1) Narrow field of view:
The R200 sports a 59° azimuthal and 46° vertical Field of View (FOV). This narrow perspective makes it difficult to keep track of what objects are directly to the sides, and undermines our utilization of binaural localization. Ideally we would like to have a full hemispherical FOV, providing 180° feedback in both axis, although the sensors required to achieve this might be ungainly. To limit bulk, it is likely acceptable to restrict the vertical axis to 110°, with an offset as shown below. This corresponds roughly to the FOV of human vision, for which we have a lot of data.
2) Poor Resolution
The depth camera has limited resolution which prevents us from increasing the audio resolution. The image below is of a wall when viewed at an angle. The visible striping (red lines added) is the space between measured depth layers. This becomes much more apparent when you watch video of the output. Intel likely left gaps in the resolution to reduce incorrect measurements due to noise.
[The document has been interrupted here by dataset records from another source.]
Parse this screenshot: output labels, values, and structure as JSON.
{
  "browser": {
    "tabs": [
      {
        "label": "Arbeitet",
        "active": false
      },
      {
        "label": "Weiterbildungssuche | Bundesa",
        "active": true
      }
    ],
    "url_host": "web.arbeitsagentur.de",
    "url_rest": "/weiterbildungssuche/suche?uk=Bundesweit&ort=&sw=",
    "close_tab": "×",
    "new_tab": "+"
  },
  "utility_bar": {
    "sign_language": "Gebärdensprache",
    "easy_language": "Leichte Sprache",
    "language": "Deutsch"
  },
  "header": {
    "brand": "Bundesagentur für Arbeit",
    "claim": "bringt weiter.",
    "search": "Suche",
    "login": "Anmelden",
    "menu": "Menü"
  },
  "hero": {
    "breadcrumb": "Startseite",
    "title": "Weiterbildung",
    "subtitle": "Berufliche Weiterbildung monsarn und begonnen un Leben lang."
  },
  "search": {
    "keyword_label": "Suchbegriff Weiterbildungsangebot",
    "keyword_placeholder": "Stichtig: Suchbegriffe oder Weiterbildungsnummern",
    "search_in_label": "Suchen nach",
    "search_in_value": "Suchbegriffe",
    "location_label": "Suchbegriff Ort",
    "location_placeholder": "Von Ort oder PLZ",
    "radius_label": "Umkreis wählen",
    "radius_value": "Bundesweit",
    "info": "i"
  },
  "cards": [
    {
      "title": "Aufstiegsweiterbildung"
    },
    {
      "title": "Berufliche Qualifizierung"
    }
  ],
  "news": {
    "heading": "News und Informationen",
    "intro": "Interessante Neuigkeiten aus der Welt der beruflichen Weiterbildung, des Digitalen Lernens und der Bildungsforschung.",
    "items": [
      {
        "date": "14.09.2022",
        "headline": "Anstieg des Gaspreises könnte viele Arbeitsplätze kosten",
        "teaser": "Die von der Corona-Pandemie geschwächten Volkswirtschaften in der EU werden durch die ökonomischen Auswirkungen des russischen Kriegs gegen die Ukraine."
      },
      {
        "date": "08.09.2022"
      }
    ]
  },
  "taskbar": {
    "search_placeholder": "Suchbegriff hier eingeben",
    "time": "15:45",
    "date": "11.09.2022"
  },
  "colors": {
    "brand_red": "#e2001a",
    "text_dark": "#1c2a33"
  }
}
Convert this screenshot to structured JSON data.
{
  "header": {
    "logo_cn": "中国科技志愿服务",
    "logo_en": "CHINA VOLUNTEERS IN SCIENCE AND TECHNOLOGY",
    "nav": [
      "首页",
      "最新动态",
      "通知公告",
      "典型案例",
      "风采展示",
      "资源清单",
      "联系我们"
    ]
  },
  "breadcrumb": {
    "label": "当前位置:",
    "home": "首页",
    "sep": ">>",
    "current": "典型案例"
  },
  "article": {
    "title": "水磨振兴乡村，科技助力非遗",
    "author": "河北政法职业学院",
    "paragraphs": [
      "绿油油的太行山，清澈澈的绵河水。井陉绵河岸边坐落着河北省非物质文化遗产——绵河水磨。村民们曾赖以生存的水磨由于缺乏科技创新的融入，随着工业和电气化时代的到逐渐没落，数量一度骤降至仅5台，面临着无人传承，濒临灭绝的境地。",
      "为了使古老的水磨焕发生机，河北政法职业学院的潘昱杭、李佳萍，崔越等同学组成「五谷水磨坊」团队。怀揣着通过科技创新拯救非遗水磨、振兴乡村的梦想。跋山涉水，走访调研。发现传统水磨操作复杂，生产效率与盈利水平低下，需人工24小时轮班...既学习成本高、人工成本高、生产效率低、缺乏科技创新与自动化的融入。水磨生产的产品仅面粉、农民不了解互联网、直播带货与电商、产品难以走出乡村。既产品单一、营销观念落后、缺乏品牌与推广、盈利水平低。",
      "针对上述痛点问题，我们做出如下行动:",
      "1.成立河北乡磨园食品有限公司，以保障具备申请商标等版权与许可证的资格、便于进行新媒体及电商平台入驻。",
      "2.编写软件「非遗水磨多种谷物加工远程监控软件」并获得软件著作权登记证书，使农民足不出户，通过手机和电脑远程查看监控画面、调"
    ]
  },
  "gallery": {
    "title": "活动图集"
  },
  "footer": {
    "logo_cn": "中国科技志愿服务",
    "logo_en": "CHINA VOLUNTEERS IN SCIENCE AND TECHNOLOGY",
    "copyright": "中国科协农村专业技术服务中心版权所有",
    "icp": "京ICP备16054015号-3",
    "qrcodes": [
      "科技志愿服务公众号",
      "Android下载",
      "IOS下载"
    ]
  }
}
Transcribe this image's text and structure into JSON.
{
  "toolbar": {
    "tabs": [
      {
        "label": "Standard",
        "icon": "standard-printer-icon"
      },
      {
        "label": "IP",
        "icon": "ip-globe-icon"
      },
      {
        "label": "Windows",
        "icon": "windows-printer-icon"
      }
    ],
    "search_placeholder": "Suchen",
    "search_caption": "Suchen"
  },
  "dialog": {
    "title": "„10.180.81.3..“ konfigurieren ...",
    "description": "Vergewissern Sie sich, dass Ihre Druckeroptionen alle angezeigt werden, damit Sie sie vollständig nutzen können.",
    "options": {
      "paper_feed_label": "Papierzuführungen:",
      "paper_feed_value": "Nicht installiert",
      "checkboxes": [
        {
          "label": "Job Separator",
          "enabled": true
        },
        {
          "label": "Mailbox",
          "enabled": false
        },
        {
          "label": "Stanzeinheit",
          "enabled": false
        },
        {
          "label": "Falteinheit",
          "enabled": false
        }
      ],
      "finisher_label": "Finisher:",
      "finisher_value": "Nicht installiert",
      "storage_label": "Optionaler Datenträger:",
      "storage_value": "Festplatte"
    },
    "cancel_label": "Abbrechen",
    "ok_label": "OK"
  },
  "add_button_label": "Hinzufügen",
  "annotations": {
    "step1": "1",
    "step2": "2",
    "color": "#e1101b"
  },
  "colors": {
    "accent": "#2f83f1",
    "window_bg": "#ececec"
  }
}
Unfortunately for us, all of those spaces cause gaps of silence which make the output sound choppy. Those aren't the White Stripes we want to listen to!
While spending more on a nicer camera may let us crank up the resolution, and extensive filtering may help reduce the audio impacts, these sort of artifacts are going to be present in depth cameras no matter what we do. This is one of the major reasons we've been thinking about Stereo Visual Odometry (SVO).
3) Noisy & Vacant Images
The R200 does pretty well with nearby objects, but when the surface is somewhat shiny, or it gets further than about 8 feet away, the depth camera starts getting less certain about where exactly things are. This comes through as grainy images, with static-like patches of varying depth which pop in and out. In the image below, you might think Morgan is standing in front of a shrub, based on the speckled appearance of the object. Although it isn't the nicest piece of furniture, this is in fact a couch, not a plant.
All that static comes across as a field of garbled sound. It isn't steady, like the audio queues for Morgan, but poppy and intermittent, just like the visual artifacts would lead you to expect. Once again, filtering can be employed to reduce this noise, at the cost of speed, but on some level, this is a fact of life for IR imaging.
In the lower right hand corner of this image you can see a rectangular hole to infinity. The image is of my workbench, which looks messy because it is, and the vacant corner is an LCD monitor. The R200, like many long range IR, structured light, and LiDAR sensors, doesn't detect clear or reflective objects. This might be the hardest obstacle for a robotic vision system to overcome, since no single sensor is very good at everything. We may find that it is necessary to integrate supplementary sensors into our final SNAP to handle clear objects like glass doors and windows.
4) Cost Prohibitive
SNAP's stated goal is to provide effective navigation and perception assistance for $500 or less. Although the R200 is a dirt cheap by my usual robotic vision standards, the $100 - $150 price tag makes it an easy target when we are trying to cut costs, and the lack of alternate sources makes it a high risk option when trying to make an assistive device available to people off the beaten path. This is theoretically another benefit to SVO, which can employ $10 - $20 cameras (although supplementary hardware will impose additional costs).